En quoi la captivité est-elle incompatible avec leur comportement naturel ?
En liberté, les cétacés sont toujours en mouvement. Ils passent seulement 10 % de leur temps à la surface. Ils migrent, nagent parfois plus de 100 km en ligne droite et peuvent plonger à plusieurs centaines de mètres de profondeur. Ils chassent la nuit, se reposent durant la journée, jouent, se reproduisent, se font des amis… Ils vivent donc dans un univers à trois dimensions : surface, profondeur et sons. Ils sont très sociables, les échanger dans différents bassins pour les besoins des « collections » crée chez eux des stress immenses. Dans un bassin, ils tournent en rond indéfiniment, passent 90 % de leur temps à quémander de la nourriture, ce qui induit coups de soleil, piqûres de moustiques… Les sons qu’ils émettent pour communiquer ou pour capter les images se répercutent sur les parois des bassins et leur deviennent insupportables, ajoutez à cela le bruit des pompes, de la musique, des cris, des applaudissements… En cas de conflit, aucune possibilité de fuite ne leur est offerte, d’autant qu’ils se trouvent avec d’autres individus qu’ils n’ont pas choisis. Entre janvier 2015 et août 2017, dix cétacés sont décédés dans les bassins français, à des âges très précoces – dont un delphineau mort-né, et trois au bout de seulement quelques jours.

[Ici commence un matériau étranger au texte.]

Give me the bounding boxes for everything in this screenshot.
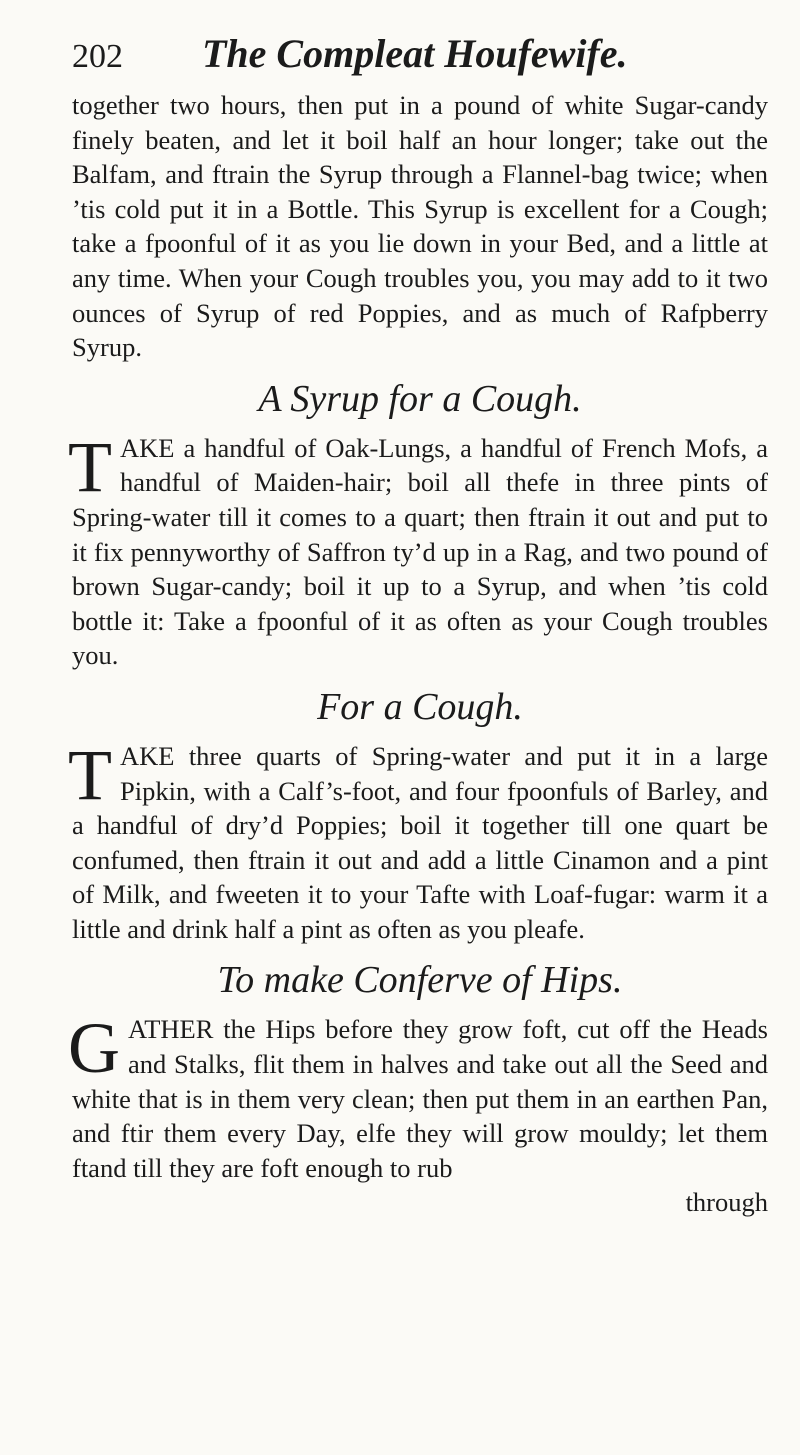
recipe-conserve-of-hips	[68, 1008, 768, 1185]
drop-cap: T	[68, 426, 112, 507]
page-number: 202	[72, 38, 123, 75]
page-body	[68, 88, 768, 1220]
recipe-title: A Syrup for a Cough.	[258, 377, 582, 420]
recipe-text: AKE a handful of Oak-Lungs, a handful of French Mofs, a handful of Maiden-hair; boil all thefe in three pints of Spring-water till it comes to a quart; then ftrain it out and put to it fix pennyworthy of Saffron ty’d up in a Rag, and two pound of brown Sugar-candy; boil it up to a Syrup, and when ’tis cold bottle it: Take a fpoonful of it as often as your Cough troubles you.	[72, 432, 768, 671]
recipe-title: To make Conferve of Hips.	[217, 959, 623, 1002]
recipe-syrup-for-cough	[68, 426, 768, 673]
catchword: through	[685, 1187, 768, 1218]
recipe-title: For a Cough.	[317, 685, 523, 728]
drop-cap: T	[68, 734, 112, 815]
recipe-text: AKE three quarts of Spring-water and put it in a large Pipkin, with a Calf’s-foot, and four fpoonfuls of Barley, and a handful of dry’d Poppies; boil it together till one quart be confumed, then ftrain it out and add a little Cinamon and a pint of Milk, and fweeten it to your Tafte with Loaf-fugar: warm it a little and drink half a pint as often as you pleafe.	[72, 740, 768, 944]
running-title: The Compleat Houfewife.	[202, 31, 628, 76]
drop-cap: G	[68, 1008, 120, 1089]
recipe-for-cough	[68, 734, 768, 947]
recipe-text: ATHER the Hips before they grow foft, cut off the Heads and Stalks, flit them in halves and take out all the Seed and white that is in them very clean; then put them in an earthen Pan, and ftir them every Day, elfe they will grow mouldy; let them ftand till they are foft enough to rub	[72, 1014, 768, 1183]
intro-paragraph: together two hours, then put in a pound of white Sugar-candy finely beaten, and let it boil half an hour longer; take out the Balfam, and ftrain the Syrup through a Flannel-bag twice; when ’tis cold put it in a Bottle. This Syrup is excellent for a Cough; take a fpoonful of it as you lie down in your Bed, and a little at any time. When your Cough troubles you, you may add to it two ounces of Syrup of red Poppies, and as much of Rafpberry Syrup.	[72, 90, 768, 363]
page-header	[72, 30, 768, 88]
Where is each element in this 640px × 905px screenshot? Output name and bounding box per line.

Quels sont vos moyens d’information ?
Ils sont le plus nombreux possible : conférences, projections de films, débats, interventions auprès des jeunes (écoles, collèges, lycées), présence chaque mois devant les delphinariums, distribution de flyers, rassemblements devant l’ambassade du Danemark – pour dénoncer le grind, massacre de dauphins aux îles Féroé – et celle du Japon – massacres et captures dans la baie de Taiji –, campagnes d’affichage dans les couloirs du métro parisien, rencontres avec les responsables des parcs, rendez-vous avec les politiques, pétitions… Une action juridique contre le Mariland est en cours d’instruction.

Quelles maladies entraîne la captivité dans les bassins ?
Les dauphins et les orques ont fréquemment des problèmes cutanés, car le chlore irrite la peau. Les yeux et les poumons sont également atteints. Des problèmes rénaux sont fréquents, car les poissons décongelés avec lesquels on les nourrit ne contiennent pas suffisamment d’eau, contrairement à ceux qu’ils ingèrent à l’état sauvage. Les soigneurs doivent donc les intuber régulièrement pour les réhydrater, et leur donnent en plus des blocs de glace à sucer. Je voudrais insister sur le fait que, malgré tous les soins et l’amour que ceux-ci peuvent leur apporter, la captivité en elle-même reste une grande maltraitance pour ces mammifères marins. Ils souffrent de nombreuses infections bactériennes, dues à la baisse de leurs défenses immunitaires, et développent régulièrement le syndrome de stéréotypie1. Pour les maintenir en vie, on leur administre nombre d’antibiotiques, d’antiulcéreux, d’antifongiques, d’anxiolytiques, d’antidépresseurs…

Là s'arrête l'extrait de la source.